Days before I remembered how sad I was when I sat with Cathy at the Pine Cone Diner in Pt. Reyes Station and looked in her eyes and out to the hills with the inner knowledge that this may be the last time I experience a moment like this. I could never forgive myself for letting this happen. No one to blame... The childhood abuse, the emotional problems I could never deal with. The alcohol gene that had claimed my mother, uncles, aunts and close friend. Phobias and much more. I was a mess of life. A complete fuck up! I had no one to blame but myself.

I was so jealous of those in my life who seemed normal, almost boring, happy with themselves. Some part of me hated them. I was envious. Why God! WTF!

I was completely disarmed by the most wonderful doctors, nurses and counselors that worked with me in Ward 86. They did not judge me. They really cared for me and understood what I was going through. They had experience and anticipated how I would probably deal with this mess. They saved me from myself and got me pointed in the right direction. Finally someone understood what I was going through. They helped me deal with health, finance, and plenty of emotional support was to be had.


I've been given the opportunity to enter a adult study for Aids Meds, which has really saved me financially. That would have killed me. I now have insurance which I didn't have before.
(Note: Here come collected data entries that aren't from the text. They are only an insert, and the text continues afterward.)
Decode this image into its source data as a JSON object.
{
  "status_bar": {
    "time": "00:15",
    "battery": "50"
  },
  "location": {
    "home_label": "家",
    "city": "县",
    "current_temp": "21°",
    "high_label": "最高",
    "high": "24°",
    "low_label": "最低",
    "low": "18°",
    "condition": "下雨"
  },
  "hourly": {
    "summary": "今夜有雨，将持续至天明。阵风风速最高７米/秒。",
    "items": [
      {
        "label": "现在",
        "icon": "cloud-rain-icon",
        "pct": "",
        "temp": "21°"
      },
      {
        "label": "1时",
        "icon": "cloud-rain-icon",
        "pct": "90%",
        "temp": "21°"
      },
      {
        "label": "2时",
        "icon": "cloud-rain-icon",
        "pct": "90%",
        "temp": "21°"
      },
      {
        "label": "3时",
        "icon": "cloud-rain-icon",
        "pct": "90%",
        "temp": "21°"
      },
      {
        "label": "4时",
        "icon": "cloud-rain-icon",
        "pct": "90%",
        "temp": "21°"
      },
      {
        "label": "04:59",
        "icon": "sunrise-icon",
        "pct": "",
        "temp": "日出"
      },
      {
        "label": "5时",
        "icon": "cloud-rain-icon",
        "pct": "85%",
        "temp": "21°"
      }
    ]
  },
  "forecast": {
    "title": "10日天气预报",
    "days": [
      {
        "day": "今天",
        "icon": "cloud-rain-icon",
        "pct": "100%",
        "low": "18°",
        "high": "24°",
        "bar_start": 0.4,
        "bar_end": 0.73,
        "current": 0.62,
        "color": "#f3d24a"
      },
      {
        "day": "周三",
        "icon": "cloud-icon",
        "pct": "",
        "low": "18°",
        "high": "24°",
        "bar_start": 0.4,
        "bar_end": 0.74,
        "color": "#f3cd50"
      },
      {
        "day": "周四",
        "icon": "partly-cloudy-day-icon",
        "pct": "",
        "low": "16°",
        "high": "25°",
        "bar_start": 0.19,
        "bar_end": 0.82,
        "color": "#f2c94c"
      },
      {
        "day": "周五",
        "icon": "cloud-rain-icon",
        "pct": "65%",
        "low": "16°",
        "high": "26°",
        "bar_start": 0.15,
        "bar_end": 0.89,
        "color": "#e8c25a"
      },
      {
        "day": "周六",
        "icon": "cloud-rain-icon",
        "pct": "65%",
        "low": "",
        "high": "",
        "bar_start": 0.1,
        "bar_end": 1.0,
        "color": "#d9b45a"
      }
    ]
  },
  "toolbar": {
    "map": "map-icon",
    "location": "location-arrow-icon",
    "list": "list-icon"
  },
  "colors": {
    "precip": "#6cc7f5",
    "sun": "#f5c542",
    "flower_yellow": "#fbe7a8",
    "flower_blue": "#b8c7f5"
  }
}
I really threw myself into my bike. I used Lance Armstrong as my model. I was happy to live but knew the struggle ahead of me was great. Having the bike club with it's social benefits and athletic challenges kept me focused more than you could ever imagine. I was able to express myself and I felt myself growing in so many ways. Slowly I was healing.

ALC7 was my biggest challenge. I suck at soliciting funds, so I sold my car to make up the difference.
I'm ready and doing much better now thanks to all of you who have helped me.